Brésil: un médium controversé se livre à la police

Le «guérisseur spirituel» João de Deus (au centre) était escorté par des fidèles lors de son arrivée à son temple d’Abadiania, mercredi.
Photo: Evaristo SA Agence France-Presse Le «guérisseur spirituel» João de Deus (au centre) était escorté par des fidèles lors de son arrivée à son temple d’Abadiania, mercredi.

Accusé d’agressions sexuelles par plusieurs centaines de femmes, le médium brésilien João de Deus (Jean de Dieu), ami des vedettes et adulé par des milliers de fidèles du monde entier, s’est rendu aux autorités dimanche.

De son vrai nom João Teixeira de Faria, le médium de 76 ans qui pratiquait des prétendues « guérisons spirituelles » dans son temple à Abadiania, dans l’État de Goias, près de Brasilia, était sous le coup d’un mandat d’arrêt depuis vendredi.

Plusieurs télévisions brésiliennes ont montré en direct son arrivée à bord d’un véhicule de police noir aux vitres teintées au commissariat central de Goiania, capitale de Goias (centre-ouest).

Quelques minutes plus tôt, une vidéo filmée à l’aide d’un téléphone mobile par une journaliste du quotidien Folha de S. Paulo montrait le médium sortant d’une voiture sur un chemin de terre avant de se rendre aux policiers à bord d’autres véhicules.

Vêtu d’une simple chemise blanche à manches courtes, il semblait fatigué et abattu.

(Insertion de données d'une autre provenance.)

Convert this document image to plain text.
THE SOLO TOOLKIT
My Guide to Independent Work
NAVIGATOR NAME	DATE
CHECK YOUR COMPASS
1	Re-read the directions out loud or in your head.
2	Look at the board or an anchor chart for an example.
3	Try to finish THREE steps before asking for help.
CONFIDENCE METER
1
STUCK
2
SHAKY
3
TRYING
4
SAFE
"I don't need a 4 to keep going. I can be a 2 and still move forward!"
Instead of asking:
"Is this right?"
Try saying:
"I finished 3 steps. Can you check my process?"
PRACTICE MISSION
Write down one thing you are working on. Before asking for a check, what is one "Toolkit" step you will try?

« Quand j’ai appris [les accusations dont je fais l’objet], je me suis remis à la justice divine et comme je l’ai promis, je me rends à présent pour me remettre à la justice de la terre », a affirmé João de Deus dans une des vidéos filmées par la journaliste.

Devant le commissariat, son avocat, Alberto Toron, a affirmé qu’il déposera dès lundi une demande d’habeas corpus et qu’il espère que son client bénéficiera d’une assignation à résidence, plutôt que de rester en prison.

Considéré comme fugitif par les autorités brésiliennes depuis samedi, le médium avait déjà clamé son innocence mercredi, lors de sa dernière apparition publique, à son temple d’Abadiania.

Il n’était resté qu’une dizaine de minutes, le temps de prendre un bain de foule au milieu de centaines de fidèles vêtus de blanc.

Série de révélations

Le journal O Globo a révélé samedi que ce même jour, soit mercredi dernier, il avait retiré 35 millions de réaux (environ 12 millions de dollars canadiens) de plusieurs comptes en banque.

Ce retrait suspect aurait motivé les autorités à délivrer vendredi un mandat d’arrêt à l’encontre de João de Deus pour éviter qu’il tente de fuir le pays, ou qu’il mette cette somme à l’abri avant son arrestation, selon les médias brésiliens.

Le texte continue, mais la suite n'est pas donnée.